PARIS - Bulan lalu merupakan bulan Juni terpanas yang pernah tercatat di seluruh dunia, mengakhiri setengah tahun penuh cuaca liar dan merusak, dari banjir hingga gelombang panas.

Setiap bulan sejak Juni 2023 telah melampaui rekor suhunya sendiri dalam rangkaian 13 bulan panas global yang belum pernah terjadi sebelumnya, kata Layanan Perubahan Iklim Copernicus (C3S) pada hari Senin (8/7).

"Ini lebih dari sekadar keanehan statistik dan ini menyoroti perubahan besar dan berkelanjutan dalam iklim kita," kata direktur layanan, Carlo Buontempo.

"Bahkan jika rangkaian ekstrem ini berakhir pada suatu titik, kita pasti akan melihat rekor baru terpecahkan seiring dengan terus menghangatnya iklim."

Hal ini "tidak dapat dihindari" selama manusia terus menambahkan gas-gas yang memerangkap panas ke atmosfer, ungkapnya.

Suhu rata-rata global yang tercatat bulan lalu memecahkan rekor sebelumnya pada bulan Juni 2023.

Puncaknya terjadi di titik tengah tahun yang ditandai oleh iklim ekstrem.

Cuaca panas yang menyengat telah menyelimuti sebagian besar dunia, dari India hingga Arab Saudi, Amerika Serikat, dan Meksiko pada paruh pertama tahun ini.

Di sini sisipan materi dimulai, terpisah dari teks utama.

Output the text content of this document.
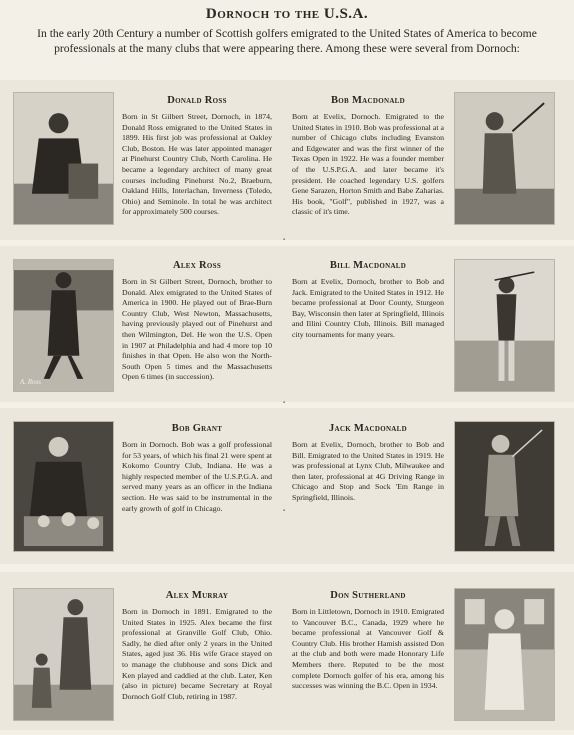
Dornoch to the U.S.A.
In the early 20th Century a number of Scottish golfers emigrated to the United States of America to become professionals at the many clubs that were appearing there. Among these were several from Dornoch:
Donald Ross
Born in St Gilbert Street, Dornoch, in 1874, Donald Ross emigrated to the United States in 1899. His first job was professional at Oakley Club, Boston. He was later appointed manager at Pinehurst Country Club, North Carolina. He became a legendary architect of many great courses including Pinehurst No.2, Braeburn, Oakland Hills, Interlachan, Inverness (Toledo, Ohio) and Seminole. In total he was architect for approximately 500 courses.
Bob Macdonald
Born at Evelix, Dornoch. Emigrated to the United States in 1910. Bob was professional at a number of Chicago clubs including Evanston and Edgewater and was the first winner of the Texas Open in 1922. He was a founder member of the U.S.P.G.A. and later became it's president. He coached legendary U.S. golfers Gene Sarazen, Horton Smith and Babe Zaharias. His book, "Golf", published in 1927, was a classic of it's time.
▪
A. Ross
Alex Ross
Born in St Gilbert Street, Dornoch, brother to Donald. Alex emigrated to the United States of America in 1900. He played out of Brae-Burn Country Club, West Newton, Massachusetts, having previously played out of Pinehurst and then Wilmington, Del. He won the U.S. Open in 1907 at Philadelphia and had 4 more top 10 finishes in that Open. He also won the North-South Open 5 times and the Massachusetts Open 6 times (in succession).
Bill Macdonald
Born at Evelix, Dornoch, brother to Bob and Jack. Emigrated to the United States in 1912. He became professional at Door County, Sturgeon Bay, Wisconsin then later at Springfield, Illinois and Illini Country Club, Illinois. Bill managed city tournaments for many years.
▪
Bob Grant
Born in Dornoch. Bob was a golf professional for 53 years, of which his final 21 were spent at Kokomo Country Club, Indiana. He was a highly respected member of the U.S.P.G.A. and served many years as an officer in the Indiana section. He was said to be instrumental in the early growth of golf in Chicago.
Jack Macdonald
Born at Evelix, Dornoch, brother to Bob and Bill. Emigrated to the United States in 1919. He was professional at Lynx Club, Milwaukee and then later, professional at 4G Driving Range in Chicago and Stop and Sock 'Em Range in Springfield, Illinois.
▪
Alex Murray
Born in Dornoch in 1891. Emigrated to the United States in 1925. Alex became the first professional at Granville Golf Club, Ohio. Sadly, he died after only 2 years in the United States, aged just 36. His wife Grace stayed on to manage the clubhouse and sons Dick and Ken played and caddied at the club. Later, Ken (also in picture) became Secretary at Royal Dornoch Golf Club, retiring in 1987.
Don Sutherland
Born in Littletown, Dornoch in 1910. Emigrated to Vancouver B.C., Canada, 1929 where he became professional at Vancouver Golf & Country Club. His brother Hamish assisted Don at the club and both were made Honorary Life Members there. Reputed to be the most complete Dornoch golfer of his era, among his successes was winning the B.C. Open in 1934.
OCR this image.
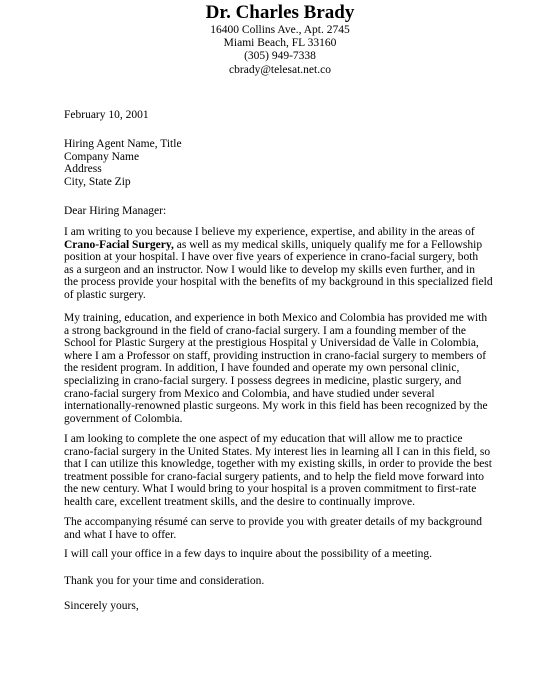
Dr. Charles Brady
16400 Collins Ave., Apt. 2745
Miami Beach, FL 33160
(305) 949-7338
cbrady@telesat.net.co
February 10, 2001
Hiring Agent Name, Title
Company Name
Address
City, State Zip
Dear Hiring Manager:
I am writing to you because I believe my experience, expertise, and ability in the areas of
Crano-Facial Surgery, as well as my medical skills, uniquely qualify me for a Fellowship
position at your hospital. I have over five years of experience in crano-facial surgery, both
as a surgeon and an instructor. Now I would like to develop my skills even further, and in
the process provide your hospital with the benefits of my background in this specialized field
of plastic surgery.
My training, education, and experience in both Mexico and Colombia has provided me with
a strong background in the field of crano-facial surgery. I am a founding member of the
School for Plastic Surgery at the prestigious Hospital y Universidad de Valle in Colombia,
where I am a Professor on staff, providing instruction in crano-facial surgery to members of
the resident program. In addition, I have founded and operate my own personal clinic,
specializing in crano-facial surgery. I possess degrees in medicine, plastic surgery, and
crano-facial surgery from Mexico and Colombia, and have studied under several
internationally-renowned plastic surgeons. My work in this field has been recognized by the
government of Colombia.
I am looking to complete the one aspect of my education that will allow me to practice
crano-facial surgery in the United States. My interest lies in learning all I can in this field, so
that I can utilize this knowledge, together with my existing skills, in order to provide the best
treatment possible for crano-facial surgery patients, and to help the field move forward into
the new century. What I would bring to your hospital is a proven commitment to first-rate
health care, excellent treatment skills, and the desire to continually improve.
The accompanying résumé can serve to provide you with greater details of my background
and what I have to offer.
I will call your office in a few days to inquire about the possibility of a meeting.
Thank you for your time and consideration.
Sincerely yours,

Hujan yang tak henti-hentinya, fenomena yang oleh para ilmuwan juga dikaitkan dengan planet yang lebih hangat, menyebabkan banjir besar di Kenya, Tiongkok, Brazil, Afghanistan, Russia, dan Prancis.

Kebakaran hutan telah membakar lahan di Yunani dan Kanada dan minggu lalu, Badai Beryl menjadi badai Atlantik kategori lima paling awal yang tercatat saat menerjang beberapa pulau Karibia.

Lautan Lebih Hangat

Rentetan suhu yang memecahkan rekor itu bertepatan dengan El Nino, fenomena alam yang menyebabkan cuaca lebih panas secara global, kata Julien Nicolas, ilmuwan senior di C3S.

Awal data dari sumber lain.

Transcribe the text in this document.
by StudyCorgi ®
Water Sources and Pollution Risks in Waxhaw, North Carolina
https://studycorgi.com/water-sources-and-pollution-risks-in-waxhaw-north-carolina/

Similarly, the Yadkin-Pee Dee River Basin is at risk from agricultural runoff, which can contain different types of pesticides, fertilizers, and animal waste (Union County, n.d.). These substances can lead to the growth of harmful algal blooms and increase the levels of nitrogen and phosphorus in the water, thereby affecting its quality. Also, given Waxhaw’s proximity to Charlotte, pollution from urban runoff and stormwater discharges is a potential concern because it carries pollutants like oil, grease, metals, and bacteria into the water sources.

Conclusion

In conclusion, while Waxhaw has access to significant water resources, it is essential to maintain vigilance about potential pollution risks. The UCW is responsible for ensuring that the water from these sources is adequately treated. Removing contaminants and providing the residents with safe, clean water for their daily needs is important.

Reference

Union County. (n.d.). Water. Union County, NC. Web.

"Itu merupakan bagian dari faktor di balik catatan suhu, tetapi itu bukan satu-satunya," katanya kepada AFP.

Suhu lautan juga telah mencapai titik tertinggi baru.

Rekor suhu permukaan laut di Atlantik, Pasifik Utara, dan Samudra Hindia juga berkontribusi terhadap meningkatnya suhu panas di seluruh dunia.

Suhu permukaan laut mencapai tonggak sejarah tersendiri pada bulan Juni -- 15 bulan berturut-turut mengalami suhu tertinggi baru, suatu kejadian yang digambarkan Nicolas sebagai "mencolok".

Lautan menutupi 70 persen permukaan bumi dan menyerap 90 persen panas tambahan yang terkait dengan meningkatnya emisi pemanasan iklim.

"Apa yang terjadi pada permukaan laut memiliki dampak penting pada suhu udara di atas permukaan dan juga suhu rata-rata global," katanya.

Namun, dunia akan segera beralih ke fase La Nina, yang memiliki efek pendinginan.

"Kita dapat memperkirakan suhu (udara) global akan menurun dalam beberapa bulan ke depan," kata Nicolas.

"Jika rekor suhu (permukaan laut) ini bertahan, bahkan saat kondisi La Nina berkembang, hal itu dapat menyebabkan tahun 2024 menjadi lebih hangat daripada tahun 2023. Namun, masih terlalu dini untuk mengatakannya," tambahnya.

Suhu udara global dalam 12 bulan hingga Juni 2024 adalah yang tertinggi dalam catatan data -- rata-rata 1,64C di atas tingkat pra-industri, kata Copernicus.

Ini tidak berarti batas pemanasan 1,5C yang disepakati oleh 196 negara di Paris pada tahun 2015 telah dilanggar, karena tujuan tersebut diukur dalam beberapa dekade, bukan tahun individual.

Namun bulan lalu, Copernicus mengatakan ada kemungkinan 80 persen bahwa suhu rata-rata tahunan Bumi setidaknya akan sementara melebihi angka 1,5C selama lima tahun ke depan.